Action Research, Film Photography and Mirrors of Time for Indigenous People
By Juansebastián Zapata Mujica
Why Film Photography?
It was an accident. I had been working with indigenous people from the north of South America for about 3 years when it occurred to me that a film camera would be a great tool to have when working for long periods of time in a place with no electricity, a place like Sierra Nevada de Santa Marta, an isolated mountain range that runs through Colombia. That's how my interest in film photography began. It wasn't because of a vintage aesthetic nor to trend on Instagram. I needed to preserve my battery and didn't have a lot of money to buy extra batteries for my digital camera. A photographer friend suggested an analogue camera. We went to downtown Bogota, an area where you can find film photography products. I purchased a Vivitar V2000 with a 50mm lens for $69USD. I made some shots to test the camera; everything went fine.

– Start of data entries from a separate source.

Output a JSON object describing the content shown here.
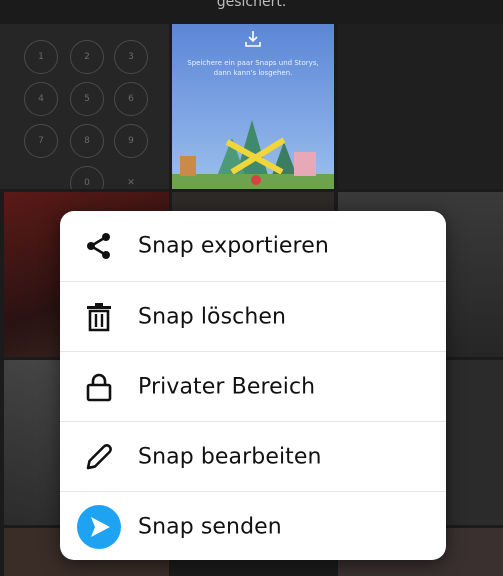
{
  "background": {
    "top_text": "gesichert.",
    "keypad": [
      "1",
      "2",
      "3",
      "4",
      "5",
      "6",
      "7",
      "8",
      "9",
      "0",
      "✕"
    ],
    "preview_hint": "Speichere ein paar Snaps und Storys, dann kann's losgehen."
  },
  "menu": {
    "items": [
      {
        "label": "Snap exportieren",
        "icon": "share-icon"
      },
      {
        "label": "Snap löschen",
        "icon": "trash-icon"
      },
      {
        "label": "Privater Bereich",
        "icon": "lock-icon"
      },
      {
        "label": "Snap bearbeiten",
        "icon": "pencil-icon"
      },
      {
        "label": "Snap senden",
        "icon": "send-icon"
      }
    ]
  },
  "colors": {
    "accent": "#1ea2f2",
    "menu_bg": "#ffffff",
    "text": "#111111"
  }
}
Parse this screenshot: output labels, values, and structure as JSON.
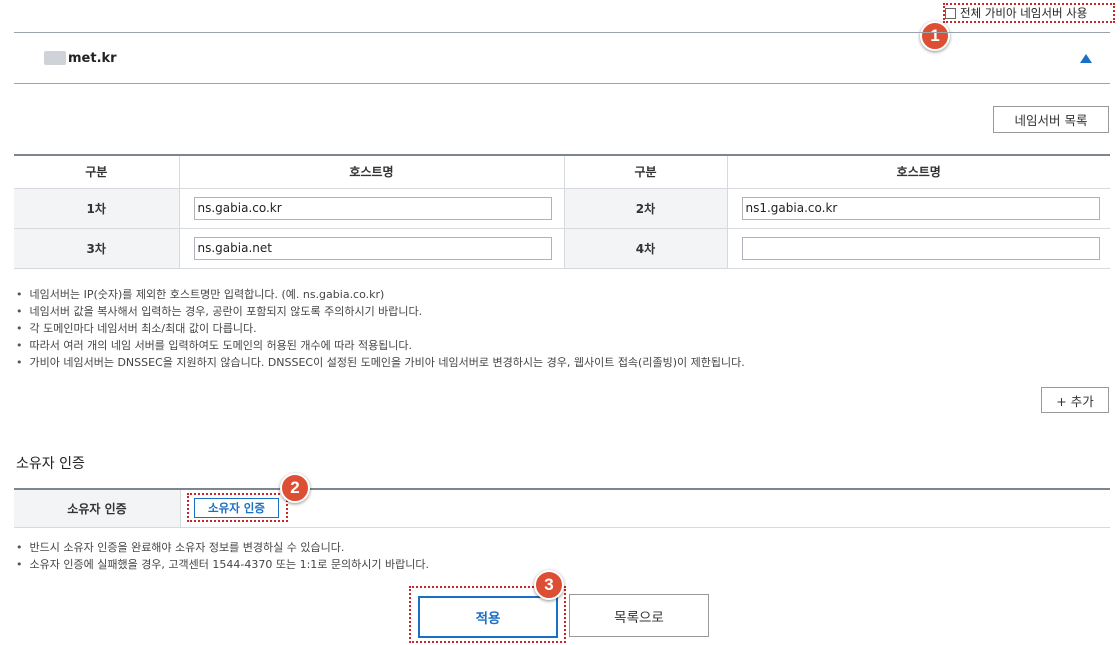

A couple days after purchasing the Vivitar, I was back with the indigenous people of the Sierra Nevada de Santa Marta. With interests in sociological research, I was focused on recording situations of importance to me, more so than making beautiful photographs. By the side of the Iku people, also known as Arhuaco people, they were expecting to see themselves on the screen of the camera instantly, as it happened before. They usually don't like being photographed because the pictures never come back. But, they trust me because they have known me for years and we have built a relationship of confidence, friendship, and mutual support. They knew us because of the work with Daniel Mateus, a fellow sociologist/anthropologist.*
I went back to Bogota and dropped off the film to be developed. I was astonished and excited. Maybe the chemical process, as Ciro Cuerra (director of the movie, "The embrace of the serpent") said, is beyond digital technology because through analogue processes the essence of things remain trapped, they are not converted to zeros and ones to then be transformed in a digital image.
Two examples of uses of photography by social researchers in Colombia
There have been many uses of photography in context with the rural people in South America. Colombo-Austrian anthropologist Erasmus Gerardo Reichel-Dolmatoff, for example, took many photographs in Sierra Nevada de Santa Martra from the 1950s - 1980s. He never gave them back. He made money and gained prestige in the academic world. As of today, after decades, his family still has the rights of the photographs and the indigenous whose parents are in those photos are still waiting to know and see a little bit more of their recent past.
In the early 60's, Colombian sociologist Orlando Fals Borda used photography while working with a peasant society in the Colombian Andes. He used photography to develop a rapport with the people and to finish a successful work that could be of benefit to them (not only for him and academic benefit). He took the photos and gave them back as soon as possible. This methodology attests to the backgrounds of his famous development of participative methodology in social sciences known a IAP (investigation-action-participation or; research-participative-action, its Spanish acronym).
Archival photographs are an invaluable source for people to recreate their history, understand their present and stake out their future.
Our proposal
In the XXI century, we use photography to strengthen friendships with indigenous people but also to create a gallery of memory. An indigenous photographic museum of printed photographs of the past, from historical archives; and the present, made by our work team and collaborators (if you have photos from Sierra Nevada de Santa Marta, you can help us) to serve as a mirror in which they can see themselves in a historical perspective. It generates debates about cultural change, resistance strategies and own identity.
The effort to give back photographs and other products resulting from social research, following the IAP proposal, is based on the idea that people take ownership of the knowledge that has been produced about them. My personal work is (ethnographically and photographically) focused on understanding the relationship between Iku people and animals, in a context not only related to cultural change but also climate change.
Today we have an archive of more than 15,000 digital photos, approximately 2,000 film photographs and around 1,000 prints in possssion of the Iku people. This is the start of the collection that will inaugurate the photographic museum for the people of Sierra Nevada de Santa Maria.